Journée internationale de la diversité biologique : la biodiversité dans les terrils !

Publié par Vincent Bêche, le 22 mai 2017   1.8k

Le 22 mai a été décrété comme journée internationale de la diversité biologique. Une thématique fondamentale du CPER-Climibio que nous souhaitons mettre en lumière à cette occasion. Effectivement, les problématiques liées à la sauvegarde des espèces animales et végétales sont primordiales et doivent être questionnées notamment au sein de notre territoire.

Bouleversées par les activités humaines, certaines espèces se voient menacées par la destruction de leur habitat ou la détérioration de leurs conditions de vies (pollution, réchauffement climatique…). Paradoxalement, l’anthropisation croissante depuis le siècle dernier a par ailleurs créé de nouveaux habitats propices à la colonisation par des espèces pionnières, (dans une certaine mesure au cours de l’exploitation industrielle), mais de manière plus forte après son abandon. L’exemple du bassin houiller est flagrant : les activités minières et les activités connexes ont conduit à la mise en place d’habitats secondaires d’origine purement anthropique mais fournissant un ensemble de conditions favorables à la reproduction de certaines espèces. Les modifications apportées par l’homme créent de nouveaux espaces ayant leur propre spécificité, à l’instar des terrils collines artificielles construites via l’accumulation de résidus miniers, héritage des activités minières qui ont participé à l’économie de la région jusque dans les années 90. S’ils sont le résultat d’un façonnage par l’homme, ils représentent des terrains ouverts qu’il importe de préserver. Outre le fait qu’ils soient inscrits sur la liste du patrimoine mondial de l’UNESCO, les sites miniers hébergent également une riche biodiversité dont certaines espèces qui n’étaient quasi pas présentes.

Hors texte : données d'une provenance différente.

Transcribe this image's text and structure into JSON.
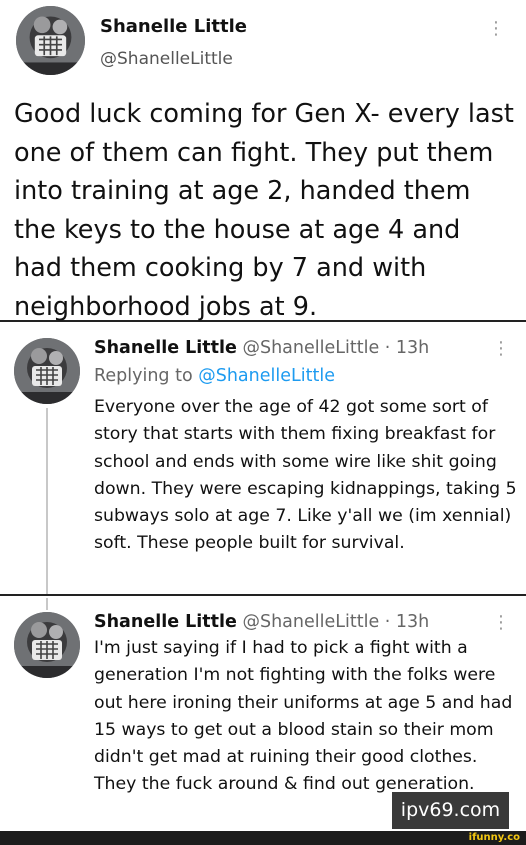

C’est le cas du crapaud calamite (Epidalea calamita) et du pélodyte ponctué (Pelodytes punctatus), deux amphibiens qui intéressent particulièrement Leslie Faucher, étudiante en thèse au sein du projet Climibio.

Dans le cadre de sa thèse qui porte sur les thématiques liées à la biologie de la conservation et plus précisément sur la génétique des populations, elle s’intéresse aux caractéristiques de certaines populations de crapauds vivant sur les anciens sites minier en les comparant à celles présentes dans des habitats plus naturels sur le littoral. Son travail se focalise sur les deux espèces d’amphibiens précédemment citées, l’une étant présente sur une grande partie de l’Europe mais historiquement peu présente dans l’intérieur des terres sur la région, l’autre étant beaucoup plus rare sous nos latitudes.

La diversité du monde vivant peut-être exprimée à différentes échelles : au niveau écosystémiques, spécifiques, individuel ou encore au niveau génétique. Afin de préserver le potentiel adaptatif des espèces, il est crucial de préserver un certain niveau de diversité génétique au sein de leurs populations, de façon à éviter les phénomènes de consanguinité par exemple. Les études menées sur les populations nouvellement établies ont cette visée d’investigation des effets de ce nouvel environnement sur les communautés d’espèces, les tailles de populations et les niveaux de diversité génétique, aujourd’hui et dans les générations à venir. Dans le cas du travail concernant le crapaud calamite et le pélodyte ponctué, les premiers travaux ont mis en évidences que les populations de crapauds calamites et de pélodytes ponctués avaient de forts niveaux de diversité génétique au sein du bassin minier. Il est alors intéressant de comprendre quels processus expliquent ces niveaux de diversité génétique, pour, à long terme préserver ce nouvel écosystème, en assurant le maintien d’une bonne dynamique des populations. Une analyse conjointe de la structure génétique des populations et du paysage du bassin minier devra également permettre d’identifier les éléments (cavaliers, routes, haies…) qui facilitent ou au contraire freinent les échanges entre ces populations établies dans des zones très urbanisées. Des plans de gestions du territoire prenant en compte ces nouveaux éléments seront essentiels pour la survie à long terme des populations, en synergie avec les activités de la région. Ainsi, le travail sur la génétique des populations que mène Leslie offre une lecture du parcours d’espèces patrimoniales de la région et décrypte plus précisément les processus ayant aboutis à une telle diversité génétique.

Les terrils nous offrent un bel exemple de reconversion post-industrielle où la préservation d’un patrimoine culturel se concilie à la protection de la biodiversité à deux pas des villes et pour le plus grand plaisir de tous.

Article écrit en collaboration avec Leslie Faucher et Jean-François Arnaud (EEP - Université Lille 1).